Analytically take the derivtive of a matrix for use with JuMP variables



I am solving optimal control problems where I need to calculate the D or differentiation matrix, it is full of derivartives of Lagrange Polynomials . This matrix is also a function of the final time (tf, which is a design variable within the optimization). My first attempt (F2) to calculate this matrix was to modify this function (F1) for JuMP by creating many @NLexpression()s. The output for F1 and F2 match perfectly until the final time is small tf < 0.1 I am not sure why this is. Could it be a simplification that @NLexpression() is making?

Anyways, after all of this I decided that there must be a better way to accomplish my goal. What (I think) I need to do is generate an analytical expression of the D matrix in terms of tf before optimization. Then, during optimization, I can use the elements of the D matrix (which will be functions of tf) in an @NLconstraint() current code.

Any suggestions or thoughts ? It seems that automatic differentiation may not work for my case since I don’t know tf before optimization. I was thinking about using Calculus.jl, but I am not sure if that will be waisting more of my time (if there is a better package or better way to do this). Also, I was thinking about registering the functions of tf in the D matrix using JuMP, but I am very concerned with speed and since the registering functionality uses ForwardDiff I am not sure if it will be fast enough.

Thank you very much!


Could it be a simplification that @NLexpression() is making?

No.

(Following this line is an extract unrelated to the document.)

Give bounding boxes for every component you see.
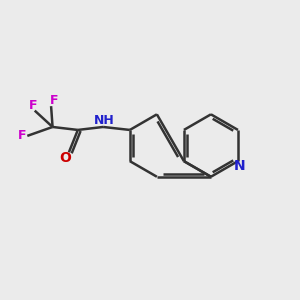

JuMP doesn’t do this.

Any suggestions or thoughts ?

You’re free to derive symbolic expressions in an automated way and input those expression into constraints:


@miles.lubin that is a good idea, thanks for the feedback.

Is there an example where variables or constraints are generated programatically using JuMP? I looked into this before and had some difficulty figuring it out.

Is there a package that you recommend to derive these symbolic expressions? Like Calculus.jl?


Or might SymPy.jl be better for my purpose as I have a lot of math to carry out on the variables.

And if I use SymPy.jl can the symbolic variables that it creates be used (or converted into JuMP variables)?


I like using SymEngine.jl for this. Similar to SymPy but its core gets better performance.